OGDEN — Although the number of middle- and high-school students vaping has dipped in recent years, the practice continues to be commonplace in Utah’s schools.

According to the latest data from the Department of Health and Human Services’ Student Health and Risk Prevention survey, or SHARP, 7.4% of the 52,679 kids surveyed in 2023 used vape products containing nicotine, marijuana or both.

While that number raises serious health-related questions for students and their families, there’s also a financial cost for school districts charged with confiscating and disposing of vapes.

Vapes cannot be simply thrown away due to their hazardous materials classification.

“Because of the lithium battery and the nicotine content, there’s a process that has to be followed as far as the disposal and it’s rather expensive,” Weber School District Public Information and Safety Officer Lane Findlay said.

In the Weber School District, where nearly 1,000 vapes have been confiscated in recent years, that amounts to a $4,000 expense that Findlay and district leadership are currently working to navigate. One potential solution, Findlay said, is to administer fees to offending students.

“It just came up in the conversation of options to try to help cover the expense of the disposal,” Findlay said. “Would it be reasonable if somebody is found in violation and we end up confiscating that device and then we’re responsible for disposing of it? Do we pass that cost on to the person who brought it to school? … We’re just looking at what our options are as we deal with this.”

Findlay said any potential fees would have to be approved through the school board. He added that another option might be to attempt to return vapes to the parents or guardians of offending students. In the end, though, expenses for unclaimed devices would still fall back on the district and, by extension, taxpayers in Weber County.

Under Utah law, first-time possession of tobacco or an e-cigarette by a minor (and other class-C misdemeanors) cannot be referred to law enforcement if it occurs on school grounds. Instead, students are referred to an evidence-based alternative intervention and the materials are taken from them.

“It used to be if somebody was found in violation, possession of tobacco, it was a criminal citation, dealt with by law enforcement and stuff was disposed of. The schools weren’t really as involved. You had a school conduct violation, but we weren’t involved in the actual confiscation of the items. That was usually law enforcement,” Findlay said.

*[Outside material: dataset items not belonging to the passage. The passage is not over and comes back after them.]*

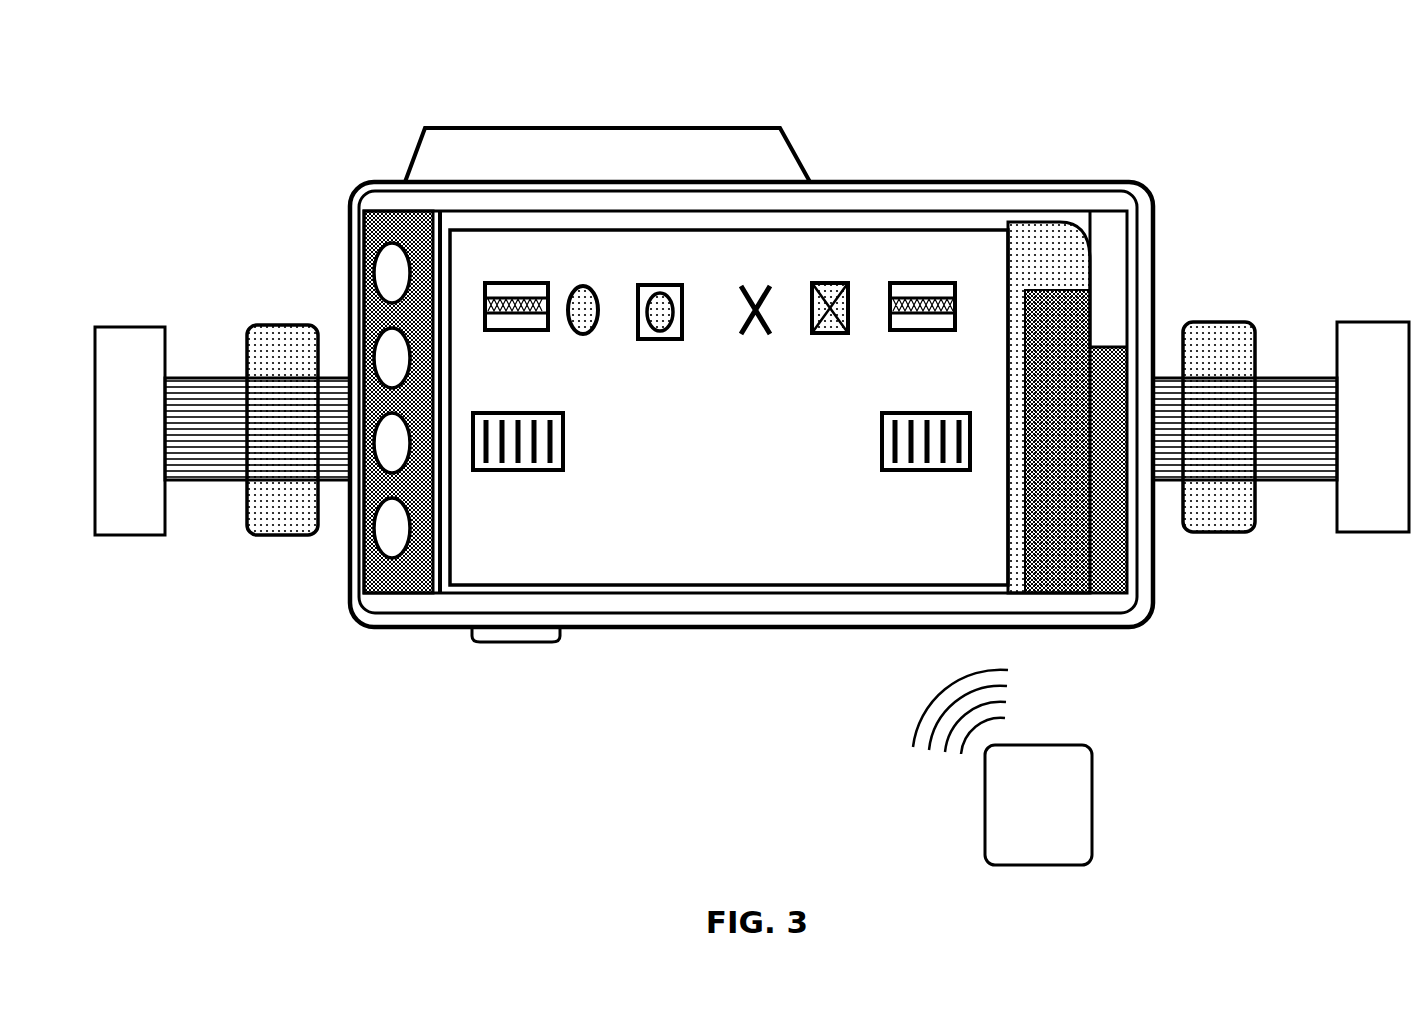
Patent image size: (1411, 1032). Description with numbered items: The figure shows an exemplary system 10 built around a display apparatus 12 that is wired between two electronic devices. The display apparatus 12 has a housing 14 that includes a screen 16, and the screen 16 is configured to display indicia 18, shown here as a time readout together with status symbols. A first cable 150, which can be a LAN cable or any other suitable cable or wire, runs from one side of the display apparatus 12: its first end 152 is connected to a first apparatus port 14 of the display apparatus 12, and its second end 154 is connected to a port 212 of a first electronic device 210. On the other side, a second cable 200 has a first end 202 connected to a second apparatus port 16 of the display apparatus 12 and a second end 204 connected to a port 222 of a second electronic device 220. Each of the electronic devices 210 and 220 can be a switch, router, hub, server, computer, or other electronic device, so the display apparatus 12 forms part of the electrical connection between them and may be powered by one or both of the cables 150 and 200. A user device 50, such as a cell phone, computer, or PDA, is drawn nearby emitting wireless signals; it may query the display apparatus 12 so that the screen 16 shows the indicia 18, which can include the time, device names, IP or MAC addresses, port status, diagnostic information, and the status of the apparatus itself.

The system 10 is at (1272, 100).
The display apparatus 12 is at (944, 174).
The housing 14 is at (1158, 378).
The screen 16 is at (815, 265).
The indicia 18 is at (572, 490).
The user device 50 is at (1092, 800).
The first cable 150 is at (1265, 365).
The first end 152 is at (1155, 483).
The second end 154 is at (1330, 377).
The second cable 200 is at (199, 368).
The first end 202 is at (345, 376).
The second end 204 is at (170, 482).
The first electronic device 210 is at (1355, 532).
The port 212 is at (1333, 483).
The second electronic device 220 is at (127, 537).
The port 222 is at (168, 492).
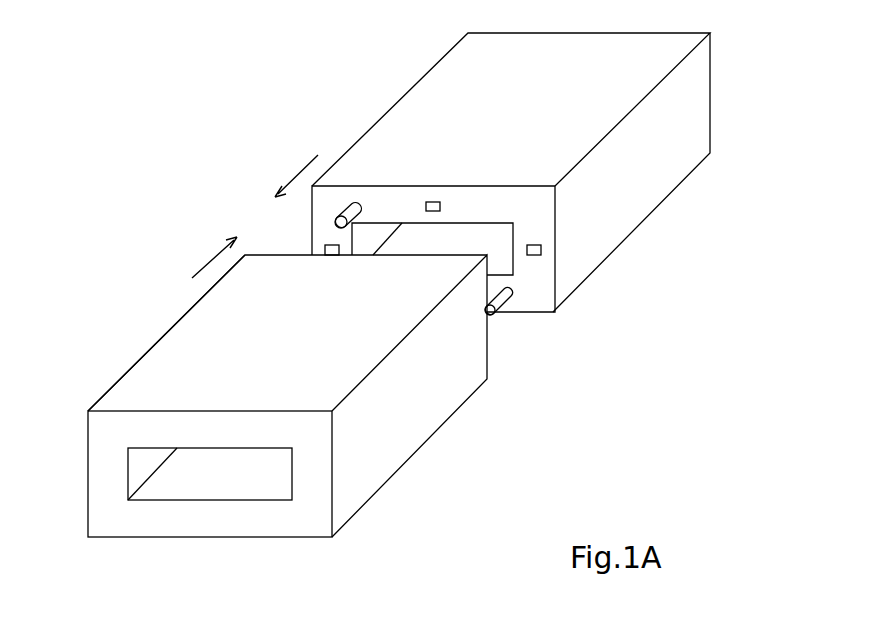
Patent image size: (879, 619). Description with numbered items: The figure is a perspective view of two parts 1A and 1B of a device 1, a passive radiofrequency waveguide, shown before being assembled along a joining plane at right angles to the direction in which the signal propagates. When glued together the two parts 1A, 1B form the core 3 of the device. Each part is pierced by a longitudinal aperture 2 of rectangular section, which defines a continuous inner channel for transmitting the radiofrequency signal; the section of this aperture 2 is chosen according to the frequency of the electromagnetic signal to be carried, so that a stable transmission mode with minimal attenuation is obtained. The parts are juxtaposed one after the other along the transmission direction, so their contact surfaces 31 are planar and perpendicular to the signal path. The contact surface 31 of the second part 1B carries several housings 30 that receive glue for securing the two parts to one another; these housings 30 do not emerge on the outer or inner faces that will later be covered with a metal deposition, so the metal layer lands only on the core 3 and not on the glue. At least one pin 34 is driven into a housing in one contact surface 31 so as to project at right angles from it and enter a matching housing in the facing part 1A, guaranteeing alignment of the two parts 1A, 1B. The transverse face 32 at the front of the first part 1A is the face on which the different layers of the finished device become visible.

The device 1 is at (125, 120).
The first part 1A is at (422, 423).
The second part 1B is at (658, 170).
The longitudinal aperture 2 is at (242, 492).
The core 3 is at (130, 522).
The housings 30 is at (339, 249).
The contact surfaces 31 is at (502, 200).
The transverse face 32 is at (142, 355).
The pin 34 is at (337, 217).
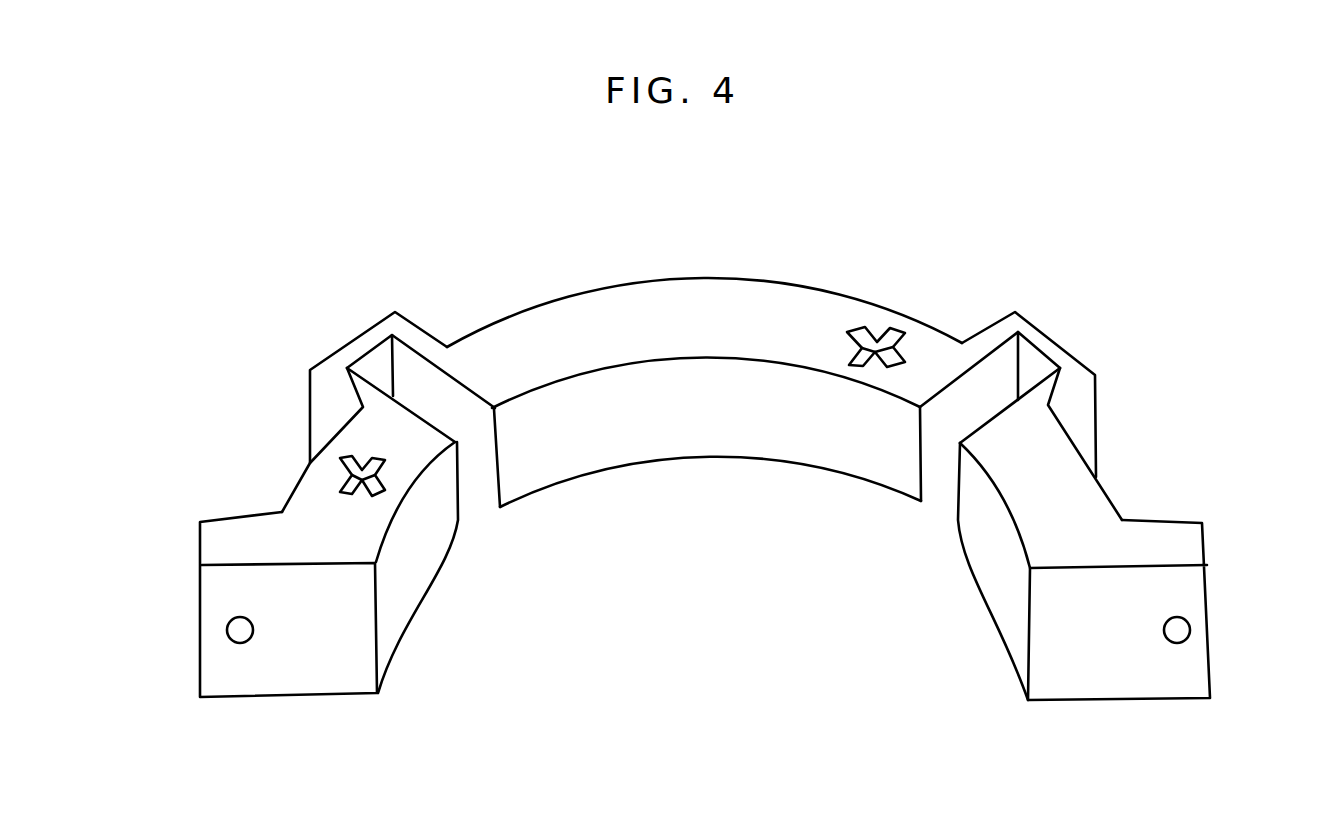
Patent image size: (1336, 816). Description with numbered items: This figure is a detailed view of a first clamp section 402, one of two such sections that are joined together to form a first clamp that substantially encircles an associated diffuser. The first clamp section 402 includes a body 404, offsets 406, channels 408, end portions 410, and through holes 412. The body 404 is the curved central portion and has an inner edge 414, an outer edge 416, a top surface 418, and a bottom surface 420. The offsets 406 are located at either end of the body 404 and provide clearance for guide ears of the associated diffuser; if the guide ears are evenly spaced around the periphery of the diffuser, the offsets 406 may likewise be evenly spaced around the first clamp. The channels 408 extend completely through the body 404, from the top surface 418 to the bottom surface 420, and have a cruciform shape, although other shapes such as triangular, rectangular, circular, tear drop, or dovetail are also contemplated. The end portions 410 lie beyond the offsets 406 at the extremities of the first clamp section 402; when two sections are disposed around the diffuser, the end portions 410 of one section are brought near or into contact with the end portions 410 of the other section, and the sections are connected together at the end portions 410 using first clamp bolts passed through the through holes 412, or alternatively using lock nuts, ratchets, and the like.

“When the laws changed, that basically made it the responsibility of school districts to deal with first-time offenses. That’s when we get into this realm of now we’re responsible for not only dealing with the possession and the referral to an alternate program but then also now the handling and disposal of the items.”

Findlay used the word “epidemic” to describe the issue of adolescent vaping.

“You’re talking all your synthetic narcotics and different drugs that you now find, too, with THC content. That’s been, I think, the big change is there’s such variation in what we’re seeing in the schools as it relates to different types of devices and different substances that are being abused,” he said.